When I run this, it goes through the code, but there is no data in them (everything is black). Now I have a real problem here as I don't entirely understand the math I'm doing (this is for HW), and I don't have a firm grasp on Python.
U[index[0],index[1]] = aperaturearray[index[0],index[1]] * np.exp(1j*k*((index[0]-middle)**2+(index[1]-middle)**2)/(2*z))
Should that line work for performing elementwise calculations on my array?
Could you perhaps post a minimal, yet complete, example? One that we can copy/paste and run ourselves?
In the meantime, in the first two lines of your current example:
h = aperatureimage
h[:,:] = 0
you set both 'aperatureimage' and 'h' to 0. That's probably not what you intended. You might want to consider:
h = aperatureimage.copy()
This generates a copy of aperatureimage while your code simply points h to the same array as aperatureimage. So changing one changes the other.
Be aware, copying very large arrays might cost you more memory then you would prefer.
What I think you are trying to do is this:
import numpy as np
N = 2048
M = 64
a = np.zeros((N, N))
a[N/2-M:N/2+M,N/2-M:N/2+M]=1
x,y = np.meshgrid(np.linspace(0, 1, N), np.linspace(0, 1, N))
b = a.copy()
indices = np.where(a>0)
b[indices] = np.exp(x[indices]**2+y[indices]**2)
Or something similar. This, in any case, sets some values in 'b' based on the x/y coordinates where 'a' is bigger than 0. Try visualizing it with imshow. Good luck!
Concerning the edit
You should normalize your output so it fits in the 8 bit integer. Currently, one of your arrays has a maximum value much larger than 255 and one has a maximum much smaller. Try this instead:
fim = Image.fromarray(np.uint8(255*Ufim/np.amax(Ufim)))
fim.save("PATH\Fim.jpg")
ftfm = Image.fromarray(np.uint8(255*Utfm/np.amax(Utfm)))
ftfm.save("PATH\FTFM.jpg")
Also consider np.zeros_like() instead of copying and clearing H and U.

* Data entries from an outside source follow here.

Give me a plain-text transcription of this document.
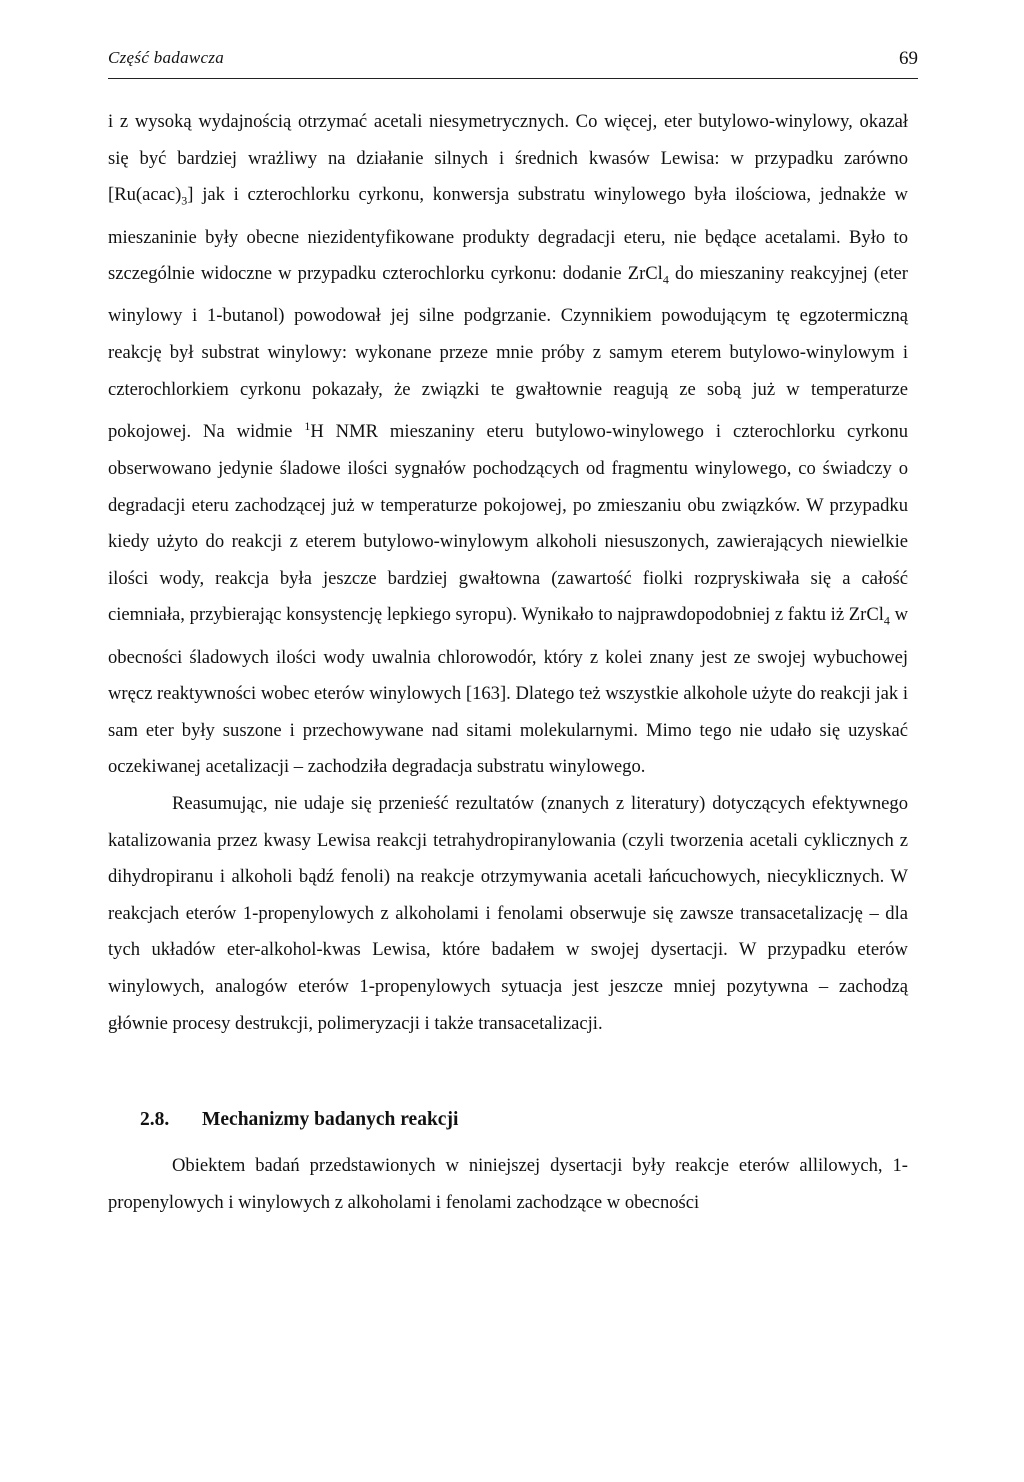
Część badawcza	69

i z wysoką wydajnością otrzymać acetali niesymetrycznych. Co więcej, eter butylowo-winylowy, okazał się być bardziej wrażliwy na działanie silnych i średnich kwasów Lewisa: w przypadku zarówno $[Ru(acac)_3]$ jak i czterochlorku cyrkonu, konwersja substratu winylowego była ilościowa, jednakże w mieszaninie były obecne niezidentyfikowane produkty degradacji eteru, nie będące acetalami. Było to szczególnie widoczne w przypadku czterochlorku cyrkonu: dodanie ZrCl$_4$ do mieszaniny reakcyjnej (eter winylowy i 1-butanol) powodował jej silne podgrzanie. Czynnikiem powodującym tę egzotermiczną reakcję był substrat winylowy: wykonane przeze mnie próby z samym eterem butylowo-winylowym i czterochlorkiem cyrkonu pokazały, że związki te gwałtownie reagują ze sobą już w temperaturze pokojowej. Na widmie $^1$H NMR mieszaniny eteru butylowo-winylowego i czterochlorku cyrkonu obserwowano jedynie śladowe ilości sygnałów pochodzących od fragmentu winylowego, co świadczy o degradacji eteru zachodzącej już w temperaturze pokojowej, po zmieszaniu obu związków. W przypadku kiedy użyto do reakcji z eterem butylowo-winylowym alkoholi niesuszonych, zawierających niewielkie ilości wody, reakcja była jeszcze bardziej gwałtowna (zawartość fiolki rozpryskiwała się a całość ciemniała, przybierając konsystencję lepkiego syropu). Wynikało to najprawdopodobniej z faktu iż ZrCl$_4$ w obecności śladowych ilości wody uwalnia chlorowodór, który z kolei znany jest ze swojej wybuchowej wręcz reaktywności wobec eterów winylowych [163]. Dlatego też wszystkie alkohole użyte do reakcji jak i sam eter były suszone i przechowywane nad sitami molekularnymi. Mimo tego nie udało się uzyskać oczekiwanej acetalizacji – zachodziła degradacja substratu winylowego.

Reasumując, nie udaje się przenieść rezultatów (znanych z literatury) dotyczących efektywnego katalizowania przez kwasy Lewisa reakcji tetrahydropiranylowania (czyli tworzenia acetali cyklicznych z dihydropiranu i alkoholi bądź fenoli) na reakcje otrzymywania acetali łańcuchowych, niecyklicznych. W reakcjach eterów 1-propenylowych z alkoholami i fenolami obserwuje się zawsze transacetalizację – dla tych układów eter-alkohol-kwas Lewisa, które badałem w swojej dysertacji. W przypadku eterów winylowych, analogów eterów 1-propenylowych sytuacja jest jeszcze mniej pozytywna – zachodzą głównie procesy destrukcji, polimeryzacji i także transacetalizacji.

2.8. Mechanizmy badanych reakcji

Obiektem badań przedstawionych w niniejszej dysertacji były reakcje eterów allilowych, 1-propenylowych i winylowych z alkoholami i fenolami zachodzące w obecności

Finally, I personally very much like working with ipython when developing something like this. If you put the code in your Diffraction function in the top level of your script (in place of 'if __ name __ &c.'), then you can access the variables directly from ipython. A quick command like np.amax(Utfm) would show you that there are indeed values!=0. imshow() is always nice to look at matrices.